Mendengar kembali lagu yang dibawakan oleh kang ebiet ini membuka kembali memori saya ketika pulang liburan kemarin. Ketika itu, sepulangnya saya dari Islamic Book Fair di gelora Bung Karno, adik saya dengan sigapnya membuka bungkusan berisi buku-buku (novel sih lebih tepatnya) yang saya beli di book fair tersebut. Karena kocek terbatas dan memang sedang merencanakan sesuatu, saya hanya membeli dua buah novel.

Novel pertama judulnya Ketika Cinta Bertasbih buah karya Habiburahman El-Shirazy, penulis yang selalu menghadirkan getaran ketika saya membaca karya-karyanya. Karya beliau sebelumnya yang sangat fenomenal berjudul Ayat- Ayat Cinta memberikan semangat tersendiri ketika membacanya. Tapi kali ini saya tidak ingin terlalu jauh membahas tentang kang Abik, panggilan akrab Habiburahman El-Shirazy dan karyanya.

Novel kedua yang saya beli judulnya Moga Bunda Disayang Allah karya tere-liye ( ga tau apakah ini nama pena atau nama sebenarnya). Saya tertarik dengan novel ini karena teringat bahwa ia juga pernah menelurkan karya yang fenomenal berjudul Hafalan Shalat Delisha.
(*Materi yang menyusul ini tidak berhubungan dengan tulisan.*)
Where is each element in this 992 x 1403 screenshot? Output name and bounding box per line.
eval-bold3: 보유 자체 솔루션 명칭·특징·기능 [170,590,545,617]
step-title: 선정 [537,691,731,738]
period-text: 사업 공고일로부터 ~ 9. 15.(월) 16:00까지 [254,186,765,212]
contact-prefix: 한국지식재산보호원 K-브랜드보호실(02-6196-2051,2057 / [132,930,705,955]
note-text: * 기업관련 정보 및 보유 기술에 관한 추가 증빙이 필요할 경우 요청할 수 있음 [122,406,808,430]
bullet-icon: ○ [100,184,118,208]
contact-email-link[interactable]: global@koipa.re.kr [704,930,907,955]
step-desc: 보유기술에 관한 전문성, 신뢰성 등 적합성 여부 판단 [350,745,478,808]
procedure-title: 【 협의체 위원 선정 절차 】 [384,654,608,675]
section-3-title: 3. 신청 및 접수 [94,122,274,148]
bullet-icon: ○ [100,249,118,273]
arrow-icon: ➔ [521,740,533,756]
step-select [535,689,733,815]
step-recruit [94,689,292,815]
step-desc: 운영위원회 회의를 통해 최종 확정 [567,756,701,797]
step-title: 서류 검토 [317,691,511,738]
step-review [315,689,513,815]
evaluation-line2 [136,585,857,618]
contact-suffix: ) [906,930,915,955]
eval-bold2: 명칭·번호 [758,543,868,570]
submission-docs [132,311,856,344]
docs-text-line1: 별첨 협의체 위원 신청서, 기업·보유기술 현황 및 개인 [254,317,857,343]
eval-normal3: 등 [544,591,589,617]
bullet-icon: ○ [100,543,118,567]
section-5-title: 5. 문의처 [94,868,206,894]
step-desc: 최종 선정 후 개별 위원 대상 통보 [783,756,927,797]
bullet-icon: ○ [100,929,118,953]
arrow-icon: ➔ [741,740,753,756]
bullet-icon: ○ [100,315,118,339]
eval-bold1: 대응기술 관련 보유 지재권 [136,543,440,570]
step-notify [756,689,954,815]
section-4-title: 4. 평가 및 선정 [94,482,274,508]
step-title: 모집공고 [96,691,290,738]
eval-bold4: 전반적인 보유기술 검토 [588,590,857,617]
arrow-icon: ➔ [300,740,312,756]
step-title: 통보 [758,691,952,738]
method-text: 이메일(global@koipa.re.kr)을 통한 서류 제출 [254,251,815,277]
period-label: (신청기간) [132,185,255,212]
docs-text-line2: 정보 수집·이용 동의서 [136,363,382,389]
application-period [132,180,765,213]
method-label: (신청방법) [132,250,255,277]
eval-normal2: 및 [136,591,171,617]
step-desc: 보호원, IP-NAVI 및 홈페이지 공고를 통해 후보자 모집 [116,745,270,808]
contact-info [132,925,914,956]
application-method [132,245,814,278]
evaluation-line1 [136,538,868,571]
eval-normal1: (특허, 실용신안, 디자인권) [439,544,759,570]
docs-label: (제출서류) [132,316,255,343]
Sangat fenomenal menurut saya, karena ketika membaca novel tersebut, segenap emosi saya bermain, tercampur aduk, sehingga tak jarang tenggorokan saya jadi tercekat menahan kesedihan membaca penderitaan bocah kecil korban tsunami Aceh, juga tersenyum ketika membaca tingkah lucu bocah kecil tersebut. Tapi bukan itu yang ingin saya angkat.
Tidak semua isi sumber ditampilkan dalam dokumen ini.